La fameuse philosophie de l’excellence, dont se prévalent (dans la
perpétuation de la vision qu’en avait Saïd Lounnas mais sans les qualités de
leader charismatique de ce dernier) les Amar Bouras et ses compagnons, a montré
ses lacunes, son caractère subjectif et, semble-t-il, exclusif.
Abdelhamid Zerrifi, en évoquant le cas d’Abderrahmane Anou, déclare, sans
donner beaucoup de détails, sans
approfondir le sujet, que le jeune coureur de 1 500 mètres «a
réalisé les minimas sur le 1500 m (3'35)
pour les Jeux olympiques de Londres en 2012 ». On comprend
implicitement qu’à Londres, Anou (3ème performer algérien en 2011 et
2ème en 2012 avec des chronos établis en juillet et en juin) aurait
pu être un compagnon de route pour Toufik Makhloufi qui, lors de ces Jeux
marquant le début de son ascension, remporta une médaille d’or que nul n’entrevoyait.
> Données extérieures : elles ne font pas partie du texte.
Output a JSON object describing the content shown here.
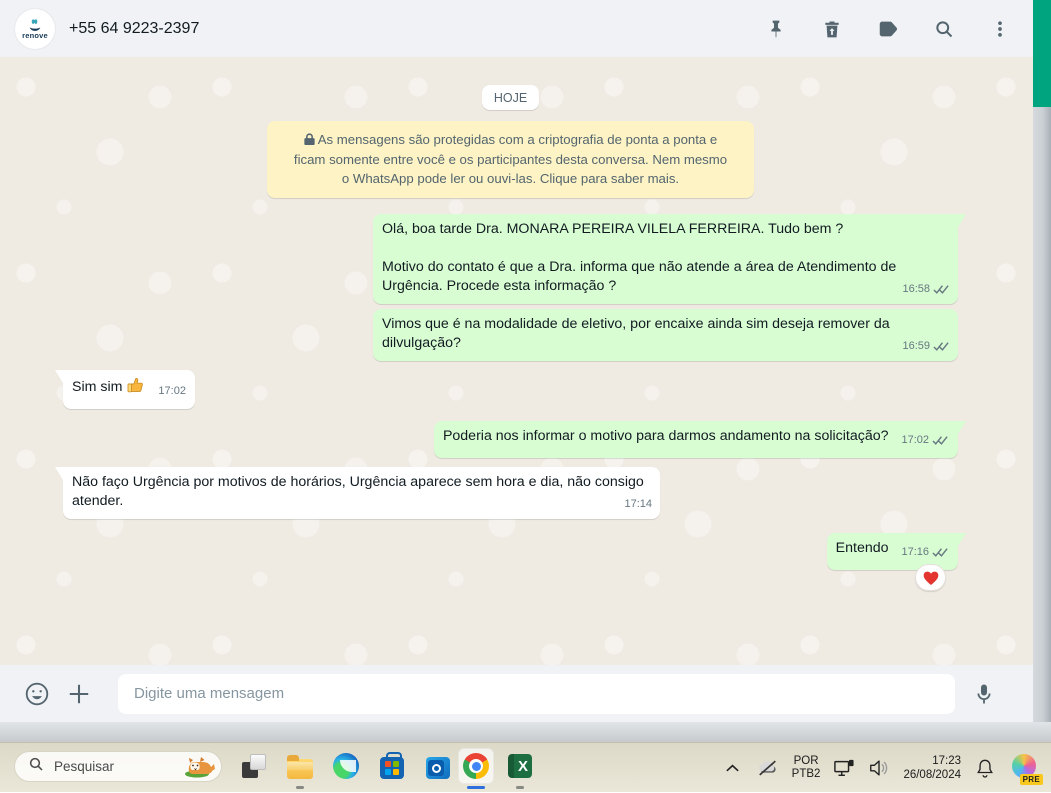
{
  "header": {
    "contact_phone": "+55 64 9223-2397",
    "avatar_word": "renove",
    "icons": [
      "pin-icon",
      "delete-icon",
      "label-icon",
      "search-icon",
      "menu-icon"
    ]
  },
  "chat": {
    "date_divider": "HOJE",
    "encryption_notice": "As mensagens são protegidas com a criptografia de ponta a ponta e ficam somente entre você e os participantes desta conversa. Nem mesmo o WhatsApp pode ler ou ouvi-las. Clique para saber mais.",
    "messages": [
      {
        "direction": "out",
        "text": "Olá, boa tarde Dra. MONARA PEREIRA VILELA FERREIRA. Tudo bem ?\n\nMotivo do contato é que a Dra. informa que não atende a área de Atendimento de Urgência. Procede esta informação ?",
        "time": "16:58",
        "status": "delivered-double-check"
      },
      {
        "direction": "out",
        "text": "Vimos que é na modalidade de eletivo, por encaixe ainda sim deseja remover da dilvulgação?",
        "time": "16:59",
        "status": "delivered-double-check"
      },
      {
        "direction": "in",
        "text": "Sim sim",
        "emoji": "thumbs-up",
        "time": "17:02"
      },
      {
        "direction": "out",
        "text": "Poderia nos informar o motivo para darmos andamento na solicitação?",
        "time": "17:02",
        "status": "delivered-double-check"
      },
      {
        "direction": "in",
        "text": "Não faço Urgência por motivos de horários, Urgência aparece sem hora e dia, não consigo atender.",
        "time": "17:14"
      },
      {
        "direction": "out",
        "text": "Entendo",
        "time": "17:16",
        "status": "delivered-double-check",
        "reaction": "heart"
      }
    ]
  },
  "composer": {
    "placeholder": "Digite uma mensagem",
    "icons": [
      "emoji-icon",
      "attach-plus-icon",
      "mic-icon"
    ]
  },
  "taskbar": {
    "search_label": "Pesquisar",
    "pinned_apps": [
      "task-view",
      "file-explorer",
      "edge",
      "microsoft-store",
      "outlook",
      "chrome",
      "excel"
    ],
    "active_app": "chrome",
    "tray": {
      "language_line1": "POR",
      "language_line2": "PTB2",
      "time": "17:23",
      "date": "26/08/2024",
      "copilot_badge": "PRE"
    }
  },
  "colors": {
    "accent_teal": "#00a47e",
    "header_bg": "#f0f2f5",
    "wallpaper": "#efeae2",
    "bubble_out": "#d9fdd3",
    "bubble_in": "#ffffff",
    "notice_bg": "#fdf3c5",
    "meta_text": "#667781"
  }
}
Surtout pas à la FAA. Il n’était pas dans les plans de la DTN. Le jeune Anou n’y
figurait pas non plus.
Une médaille conquise dans des
conditions qu’il serait préférable d’oublier tant elles sont indignes d’une
fédération performante, prétendante à la gloire olympique. Des conditions qui
provoquèrent un débat déprimant pour les jaloux des couleurs nationales. Un
contexte sportif et réglementaire qui fit de cette fédération la risée du monde
athlétique.
Lorsque l’on replonge dans le passé récent, celui de la dernière
olympiade, nous devons préciser qu’aux jeux olympiques de Londres (2012),
prétexte à l’exclusion d’Abderrahmane Anou, Ammar Bouras n’était pas encore le
président de la FAA. Il le deviendra quelques mois plus tard.
Le DTN, pierre angulaire du projet sportif de la fédération, était en
poste. Il est d’ailleurs toujours en place. Si puissant, si incontournable dans
l’édifice fédéral que le président
Bouras, ayant dégommé (unilatéralement, en dépit des règles de nomination des
cadres permanents des fédérations) le secrétaire général de la fédération, l’a
proposé au ministère de la jeunesse et des sports pour assurer l’intérim.
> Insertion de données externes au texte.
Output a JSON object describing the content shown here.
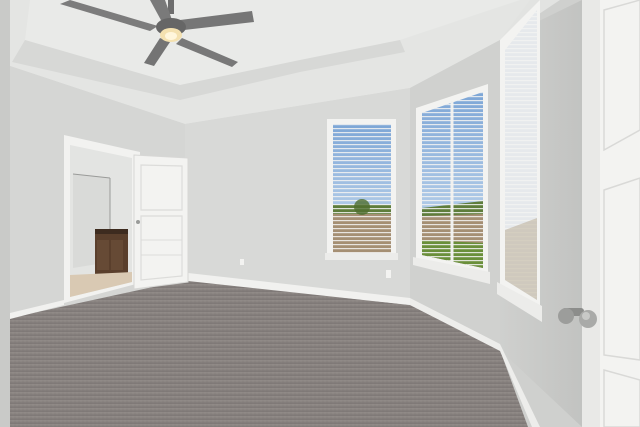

En 2011, Anou avait couru le 1 500 en 3.35.2 à Alger. La meilleure
performance de Makhloufi avait été cette année-là 3.34.4. L’année suivante,
année olympique, il récidivait avec un chrono de 3.35.62. Comme le dit si bien
Zerrifi, « À 21 ans seulement, ils ne l’ont pas emmené sans aucune
raison. Pourtant, il s’agit d’un jeune très prometteur ». Ce n’est
que le point de vue d’un athlète marginalisé, en colère, frustré par ce qui lui
arrive qui devient le défenseur d’un nouveau coéquipier. On dira ensuite que
l’athlétisme est un sport individuel.
Les décisions fédérales changent avec le temps. En 2012, un jeune coureur
au profil relativement consistant (vice-champion du monde junior en 3.38,
membre du « Top 3 » algérien sur sa distance de prédilection
deux années successives qui se révèlent être l’année préolympique et l’année
olympique, auteur au cours de ces deux mêmes années d’un 3.35 le classant autour
de la 50ème place mondiale) n’est pas retenu pour les jeux
olympiques pour courir la distance préférée des Algériens. Quatre ans plus
tard, un autre jeune, du même âge (21 ans) n’ayant pas atteint la maturité du
premier, avec un chrono le hissant à la 62ème place mondiale fait
partie du voyage.
Zerrifi observe que, 4 ans après que la fédération ait pris la décision de le laisser à la maison, Abderrahmane
Anou « est maintenant délaissé ». En réalité, au début de la
dernière saison sportive (2015-2016), Anou avait disparu complètement du
paysage athlétique algérien. Personne ne savait ce qu’il était devenu. Jusqu’à
ce que nous retrouvions sa trace dans un article, paru sur un site français,
indiquant sa présence à Montpellier.
Nous devons supposer que c’est cette situation de rejet qui l’a conduit
sur le chemin difficile de l’exil pour tenter de renaître sportivement. Un
exilé qui a rompu le lien qui l’attachait à la FAA et aux subsides des pouvoirs
publics. Zerrifi qui connait bien le milieu ajoute pour rencontrer régulièrement
ses compatriotes (les athlètes-migrateurs et les coureurs exilés) dans les
compétitions organisées sur le sol français : « … et il n'est pas le seul! ».
Combien sont-ils ? Combien ont-ils été ? Nous ne le savons pas
et nous ne le sauront pas. Les réseaux sociaux indiquent cependant que la
progéniture des champions d’il y a un quart de siècle ont fondé des foyers
féconds en jeunes champions s’exprimant valeureusement en terre d’exil.